Even the ACLU acknowledges that Nebraska’s prisons are on a better long-term path today than when Gov. Pete Ricketts and state prisons director Scott Frakes started working with lawmakers on improvements.
But it would be better if Ricketts, Frakes and officials with ACLU Nebraska found some common ground short of going to trial. Both sides would be wiser to avoid letting this preventable legal battle spiral out of control.
The state’s motivation to negotiate is clear: Discussion and skillfully targeted investments in Nebraska’s prisons seem more logical than risking judicial intervention and the unknowns that might entail. The ACLU’s lead lawyer in the Nebraska case participated in the lawsuit that led to a judicial takeover of California’s prison system. That state has been forced to release thousands of inmates, over the objections of corrections officials.
Failure to seek additional reforms for prison crowding and related problems could result in something similar in Nebraska.
Simply pointing to previous reforms might not be enough, given that state sentencing changes are taking longer than expected to reduce the total number of prisoners.
State lawmakers will have to decide whether they want to go further in reducing criminal sentences — sending more inmates to county jails instead of state prisons — and whether counties can afford to appropriately handle the influx. Senators also might consider whether the state should spend the money to boost prison capacity further.
The ACLU told The World-Herald it is willing to settle its differences with the state out of court, saying every day it waits for legal resolution is another day Nebraska inmates must wait for the adequate medical and mental health care guaranteed them by law.
The lawsuit offered 11 specific examples of people it says have suffered in prison because of alleged failures by the state: One inmate had his diabetes under control until going to prison.

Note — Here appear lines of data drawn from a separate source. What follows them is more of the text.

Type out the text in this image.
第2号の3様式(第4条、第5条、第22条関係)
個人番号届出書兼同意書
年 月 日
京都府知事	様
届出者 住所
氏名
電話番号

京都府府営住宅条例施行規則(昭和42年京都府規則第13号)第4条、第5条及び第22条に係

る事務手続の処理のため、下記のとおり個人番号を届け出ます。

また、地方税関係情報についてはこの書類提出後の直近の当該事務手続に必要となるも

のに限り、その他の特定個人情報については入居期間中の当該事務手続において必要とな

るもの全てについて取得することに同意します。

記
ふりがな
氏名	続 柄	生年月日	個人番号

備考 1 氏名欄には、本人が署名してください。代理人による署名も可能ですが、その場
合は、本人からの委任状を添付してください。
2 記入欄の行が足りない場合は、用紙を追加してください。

The lawsuit alleges prison doctors and medication managers handled his disease so poorly that he’s now blind. Another inmate says prison personnel frequently forgot to reorder her schizophrenia drugs, leaving her unmedicated for days or weeks at a time. Another inmate had his broken leg misdiagnosed until it broke again.
Many prisoners allegedly waited weeks or months to see a doctor, mental health provider or substance abuse treatment provider.
Such problems with prison health care are not new. State Ombudsman Marshall Lux has written about them over the years. But crowded prisons often exacerbate questionable care, risking increased spread of disease by housing more inmates in closer quarters, additional use of solitary confinement, which threatens inmate mental health, and increased tensions among inmates.
The lawsuit should spur the state to accelerate the pace of its reforms.
“Good-faith efforts are not enough,” ACLU Nebraska Director Danielle Conrad said. “Other states have struggled with the same issues, and they’ve figured out a way.”
The challenge, however, may come down to money and the state’s commitment. Ricketts and Frakes have already negotiated higher pay for prison guards. The need to pay prison medical and mental health staff more is on their radar, too. The state lists vacancies for clinical psychologists to serve its prisons in Tecumseh and Lincoln, as well as chemical dependency counselors and nurses in Omaha, Lincoln, Tecumseh and York.
State officials shouldn’t acquiesce to every ACLU demand. For instance, lawmakers needn’t give in to pressure to change Nebraska’s mandatory minimum sentences for certain crimes. Not only do they appropriately target only dangerous criminals, but the Council of State Governments also found that Nebraska’s mandatory minimums contributed very little to Nebraska’s prison crowding.
Both sides should seek common ground that would avoid a trial while benefiting the state, its prisoners and public safety.